Judicial oversight is widely regarded as an important check and balance on the abuse of governmental power. The literature identifies two important components of this oversight function: judicial independence and constitutional review. However, recent work using country-level data indicates that the effectiveness of constitutional review is largely determined by the rigidity of the constitution. My dissertation builds on this work by investigating whether judicial independence and constitutional review are deterrents to a specific type of abuse of power by government officials: corruption in office. Since the appropriate way to measure corruption, which is defined as the abuse of public office for private gain, remains an unsettled issue, I use both measures of corruption derived from criminal convictions data and measures of corruption derived from survey data. In the case of the former, I propose a new empirical strategy that explicitly recognizes the distinction between the unobserved number of corrupt officials and the observed number of convictions for corruption. I begin by examining whether differences in judicial independence and constitutional rigidity at the state level in the United States explain the observed variation in the number of corruption convictions across states. I investigate these issues empirically using annual data for the years 1996-2005. Judicial independence is assessed by looking at judicial remuneration, method of selection, and term length. To assess constitutional rigidity, I use the legislative majority needed in each state to propose constitutional amendments, the provision (or lack thereof) for constitutional conventions, and the provision (or lack thereof) for popular initiatives to amend the constitution. I find that both judicial independence and constitutional rigidity are significant predictors of corruption. The coefficient estimates indicate that in states where judges have a higher degree of independence (higher remuneration, merit plan selection, or longer terms), there is less corruption. Moreover, states that have more rigid constitutions (higher legislative majorities required to propose constitutional amendments) experience less corruption. These findings, which are new to the literature, suggest that policy reforms which promote judicial independence and make it more difficult to alter constitutions have the potential to mitigate the harmful effects of corruption that have been documented in other studies.

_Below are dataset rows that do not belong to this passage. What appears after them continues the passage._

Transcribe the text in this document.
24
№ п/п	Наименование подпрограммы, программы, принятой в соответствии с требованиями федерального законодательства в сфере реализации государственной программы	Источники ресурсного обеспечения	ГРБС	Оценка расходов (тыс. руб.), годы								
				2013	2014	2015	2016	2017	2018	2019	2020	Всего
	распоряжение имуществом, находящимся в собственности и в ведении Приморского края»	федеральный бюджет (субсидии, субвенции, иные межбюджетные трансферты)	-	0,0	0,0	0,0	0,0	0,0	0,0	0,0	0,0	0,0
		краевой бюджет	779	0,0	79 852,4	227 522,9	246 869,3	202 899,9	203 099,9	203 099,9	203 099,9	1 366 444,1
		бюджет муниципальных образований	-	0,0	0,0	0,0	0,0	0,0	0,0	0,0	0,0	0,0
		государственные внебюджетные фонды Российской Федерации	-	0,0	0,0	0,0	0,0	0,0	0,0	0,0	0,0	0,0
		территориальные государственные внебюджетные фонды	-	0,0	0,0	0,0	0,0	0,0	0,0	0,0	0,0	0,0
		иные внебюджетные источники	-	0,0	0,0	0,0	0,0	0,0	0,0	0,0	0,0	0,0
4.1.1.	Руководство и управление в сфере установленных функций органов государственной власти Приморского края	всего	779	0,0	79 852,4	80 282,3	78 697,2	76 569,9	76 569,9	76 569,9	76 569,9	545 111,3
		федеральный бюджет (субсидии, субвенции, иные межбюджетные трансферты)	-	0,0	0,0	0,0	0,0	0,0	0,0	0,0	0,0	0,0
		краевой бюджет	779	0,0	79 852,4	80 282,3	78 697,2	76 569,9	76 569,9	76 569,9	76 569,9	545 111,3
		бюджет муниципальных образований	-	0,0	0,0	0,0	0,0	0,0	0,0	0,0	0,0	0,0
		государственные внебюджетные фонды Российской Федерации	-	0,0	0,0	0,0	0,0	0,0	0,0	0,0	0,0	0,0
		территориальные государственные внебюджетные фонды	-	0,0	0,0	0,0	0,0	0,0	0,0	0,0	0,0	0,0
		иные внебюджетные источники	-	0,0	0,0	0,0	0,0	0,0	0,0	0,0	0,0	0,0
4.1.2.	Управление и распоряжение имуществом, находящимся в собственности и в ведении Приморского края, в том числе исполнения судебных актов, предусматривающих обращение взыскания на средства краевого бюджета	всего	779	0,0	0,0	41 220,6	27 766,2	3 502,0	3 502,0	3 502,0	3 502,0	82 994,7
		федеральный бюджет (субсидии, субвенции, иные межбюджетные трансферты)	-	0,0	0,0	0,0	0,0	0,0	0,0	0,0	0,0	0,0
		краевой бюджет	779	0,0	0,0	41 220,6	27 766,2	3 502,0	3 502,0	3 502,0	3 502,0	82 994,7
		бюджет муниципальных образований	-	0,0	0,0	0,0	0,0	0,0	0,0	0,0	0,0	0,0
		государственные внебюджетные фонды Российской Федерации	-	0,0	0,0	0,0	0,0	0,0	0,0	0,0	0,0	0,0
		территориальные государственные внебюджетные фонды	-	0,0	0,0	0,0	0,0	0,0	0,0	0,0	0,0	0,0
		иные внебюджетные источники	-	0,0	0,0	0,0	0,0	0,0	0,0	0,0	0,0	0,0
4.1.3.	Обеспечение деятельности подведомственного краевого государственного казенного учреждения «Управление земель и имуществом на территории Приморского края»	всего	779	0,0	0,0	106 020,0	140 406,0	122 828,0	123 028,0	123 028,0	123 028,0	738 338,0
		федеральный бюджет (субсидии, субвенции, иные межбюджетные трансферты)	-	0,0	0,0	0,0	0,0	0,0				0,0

To develop additional insights, I conduct a similar empirical investigation in a cross-country setting. Since I do not have data on corruption convictions at the country level, I use several survey-based measures, from Transparency International, the World Bank (Kaufmann et al., 2007), and the Political Risk Survey Group. My measures of judicial independence and constitutional review are drawn from a variety of sources. I obtain indices of judicial independence from the Economic Freedom of the World Report, published by the Fraser Institute, from the Political Constraint Index Dataset, and from the La Porta et al. (2004) study cited earlier. The constitutional review index is taken from La Porta et al. (2004) as well. Like most of the literature, I analyze these data using linear regression methods: ordinary least squares, weighted least squares, and panel data techniques. Since data availability varies across indices, I conduct my analysis on cross-sections of between 37 to 165 countries for various years between 1995 and 2005. I then extend my analysis to panels of data with cross-sectional and time-series observations for 1998 to 2005.
The evidence on judicial independence from the cross-country analysis is generally consistent with that from the United States data. I find strong support in favor of my hypothesis that higher judicial independence is associated with lower corruption levels, ceteris paribus. This finding is robust to the way corruption and judicial independence levels are measured, to the estimation technique, and, in general, to the inclusion of various control variables. However, I do not find the expected relation between corruption and constitutional rigidity. It appears that countries with more rigid constitutions experience more corruption using the same controls as for the judicial independence models. In their study, La Porta et al. (2004) show that constitutional review is a guarantee of political freedom measured by indices of democracy, human rights and political rights, but not of economic freedom. This suggests that it may be possible to reconcile the findings from the cross-country analysis with the evidence for the United States by gaining a better understanding of the relation between political freedom and economic freedom.